The objective of this work is to develop a computational framework for effective modeling of shock dynamics in fluids and fluid-structure interactive systems. In this work, a stabilized RKPM framework for modeling shock waves in fluids is first developed. To capture essential shock physics and to avoid numerical oscillations, a Riemann-enriched smoothed flux divergence with an oscillation limiter is introduced under the stabilized conforming nodal integration (SCNI) framework. Besides, a flux splitting approach is employed to avoid advection-induced instabilities in fluid modeling, and the Monotonic Upstream-Centered Scheme for Conservation Laws (MUSCL)-type oscillation limiter is employed to avoid over and undershooting of the numerical solution at shock front and to capture moving discontinuities with minimal diffusion. The proposed methods, termed MUSCL-SCNI, have been applied to the shock tube problem, compressible flow with vortex, and explosive detonation.

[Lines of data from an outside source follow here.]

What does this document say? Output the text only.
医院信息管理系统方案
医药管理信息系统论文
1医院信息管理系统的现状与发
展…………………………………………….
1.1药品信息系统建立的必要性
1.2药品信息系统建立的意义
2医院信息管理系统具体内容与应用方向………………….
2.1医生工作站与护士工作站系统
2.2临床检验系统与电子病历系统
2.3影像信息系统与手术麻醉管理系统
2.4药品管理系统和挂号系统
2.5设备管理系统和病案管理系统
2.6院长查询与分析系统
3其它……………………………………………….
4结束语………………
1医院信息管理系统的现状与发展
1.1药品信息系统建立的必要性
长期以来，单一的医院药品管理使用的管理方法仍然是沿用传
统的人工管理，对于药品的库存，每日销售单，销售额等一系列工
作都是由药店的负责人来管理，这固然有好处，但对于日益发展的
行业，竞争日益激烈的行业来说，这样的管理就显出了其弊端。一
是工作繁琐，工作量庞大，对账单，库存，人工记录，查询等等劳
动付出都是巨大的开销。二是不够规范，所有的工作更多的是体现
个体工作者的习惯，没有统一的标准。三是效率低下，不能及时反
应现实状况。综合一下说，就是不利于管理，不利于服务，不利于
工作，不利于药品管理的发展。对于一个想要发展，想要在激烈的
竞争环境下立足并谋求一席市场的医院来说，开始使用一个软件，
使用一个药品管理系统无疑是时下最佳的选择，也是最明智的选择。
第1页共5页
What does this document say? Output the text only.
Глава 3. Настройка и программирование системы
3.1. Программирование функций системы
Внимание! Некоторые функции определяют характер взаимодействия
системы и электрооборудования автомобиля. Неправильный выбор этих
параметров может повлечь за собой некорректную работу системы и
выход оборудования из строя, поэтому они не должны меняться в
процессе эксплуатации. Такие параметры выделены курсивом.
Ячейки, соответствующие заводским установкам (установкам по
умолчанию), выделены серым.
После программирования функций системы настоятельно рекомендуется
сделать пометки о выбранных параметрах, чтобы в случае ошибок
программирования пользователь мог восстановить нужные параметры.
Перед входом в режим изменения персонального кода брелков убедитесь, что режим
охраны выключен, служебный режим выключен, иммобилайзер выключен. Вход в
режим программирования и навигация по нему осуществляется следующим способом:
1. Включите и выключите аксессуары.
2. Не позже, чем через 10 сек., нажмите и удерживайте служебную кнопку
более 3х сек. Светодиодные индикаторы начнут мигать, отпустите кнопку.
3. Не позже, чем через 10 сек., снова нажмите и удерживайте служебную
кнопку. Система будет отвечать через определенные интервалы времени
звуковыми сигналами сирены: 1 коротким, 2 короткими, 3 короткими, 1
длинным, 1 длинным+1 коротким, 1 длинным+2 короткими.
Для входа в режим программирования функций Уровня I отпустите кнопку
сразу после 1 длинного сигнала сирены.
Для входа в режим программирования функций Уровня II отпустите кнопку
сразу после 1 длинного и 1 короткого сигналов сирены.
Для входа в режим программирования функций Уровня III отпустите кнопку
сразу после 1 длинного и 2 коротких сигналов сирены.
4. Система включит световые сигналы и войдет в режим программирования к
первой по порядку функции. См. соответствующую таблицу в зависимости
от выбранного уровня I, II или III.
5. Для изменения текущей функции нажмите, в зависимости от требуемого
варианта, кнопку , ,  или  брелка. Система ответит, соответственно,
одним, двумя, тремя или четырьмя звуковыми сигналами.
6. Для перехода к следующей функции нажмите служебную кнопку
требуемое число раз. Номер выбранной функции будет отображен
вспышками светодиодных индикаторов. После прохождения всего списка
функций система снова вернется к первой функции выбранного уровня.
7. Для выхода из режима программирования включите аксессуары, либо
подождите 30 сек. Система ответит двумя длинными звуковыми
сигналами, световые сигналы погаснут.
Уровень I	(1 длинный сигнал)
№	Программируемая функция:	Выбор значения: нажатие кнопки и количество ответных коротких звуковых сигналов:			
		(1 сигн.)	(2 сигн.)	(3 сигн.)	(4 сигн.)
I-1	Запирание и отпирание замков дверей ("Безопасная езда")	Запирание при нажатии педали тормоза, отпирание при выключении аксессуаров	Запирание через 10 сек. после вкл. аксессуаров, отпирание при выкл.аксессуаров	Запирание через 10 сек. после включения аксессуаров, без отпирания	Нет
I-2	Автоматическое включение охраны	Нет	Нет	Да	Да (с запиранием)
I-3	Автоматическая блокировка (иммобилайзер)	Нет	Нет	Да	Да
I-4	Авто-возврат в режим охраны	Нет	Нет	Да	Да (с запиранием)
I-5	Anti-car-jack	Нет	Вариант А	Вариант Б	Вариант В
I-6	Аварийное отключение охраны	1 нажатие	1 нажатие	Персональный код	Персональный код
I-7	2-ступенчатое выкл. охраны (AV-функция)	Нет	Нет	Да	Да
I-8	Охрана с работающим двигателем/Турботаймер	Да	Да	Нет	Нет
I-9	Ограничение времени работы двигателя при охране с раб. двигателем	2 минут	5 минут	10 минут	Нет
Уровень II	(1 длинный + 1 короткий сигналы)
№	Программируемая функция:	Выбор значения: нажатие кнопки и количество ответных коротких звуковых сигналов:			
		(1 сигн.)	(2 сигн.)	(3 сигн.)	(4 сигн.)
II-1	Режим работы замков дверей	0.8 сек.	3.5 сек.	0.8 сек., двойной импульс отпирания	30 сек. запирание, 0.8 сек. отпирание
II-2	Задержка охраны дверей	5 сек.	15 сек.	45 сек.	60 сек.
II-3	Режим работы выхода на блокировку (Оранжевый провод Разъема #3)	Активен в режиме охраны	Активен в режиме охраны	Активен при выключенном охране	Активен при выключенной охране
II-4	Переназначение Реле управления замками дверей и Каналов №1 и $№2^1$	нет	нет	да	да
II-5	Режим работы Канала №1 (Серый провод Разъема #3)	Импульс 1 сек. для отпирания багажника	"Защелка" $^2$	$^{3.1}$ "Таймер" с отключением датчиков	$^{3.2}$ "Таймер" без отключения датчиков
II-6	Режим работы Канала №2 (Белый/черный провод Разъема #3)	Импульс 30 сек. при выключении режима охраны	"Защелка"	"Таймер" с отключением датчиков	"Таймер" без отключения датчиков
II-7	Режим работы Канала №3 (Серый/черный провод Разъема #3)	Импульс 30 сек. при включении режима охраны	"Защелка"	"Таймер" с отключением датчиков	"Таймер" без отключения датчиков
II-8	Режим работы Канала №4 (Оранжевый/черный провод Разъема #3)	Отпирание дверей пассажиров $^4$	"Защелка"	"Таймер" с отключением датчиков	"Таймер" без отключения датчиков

Next, an immersed RKPM formulation is developed for an effective body-unfitted spatial discretization of subdomains in heterogeneous materials and fluid structure interaction (FSI) problems involving complex geometries. RKPM naturally avoids computational challenges associated with low-quality meshes, allows efficient adaptive refinement, and provides flexible control of continuity and locality in the numerical approximations. A variational multiscale immersed method (VMIM) is proposed, where the solution fields are decoupled into coarse- and fine-scales, and the fine-scale solution represents the residual of the coarse-scale equations. Under VMIM, the coupling between different subdomains is done through a volumetric constraint, and the embedment of the fine-scale solution into coarse-scale equations yields a stabilized Galerkin formulation with enhanced stability and accuracy. The proposed method is first applied to modeling heterogeneous materials. It is then further extended to shock wave modeling in the FSI systems, where the meshfree algorithm based on MUSCL-SCNI is employed for ensured stability. Finally, the proposed VMIM is applied to air-blast events simulations.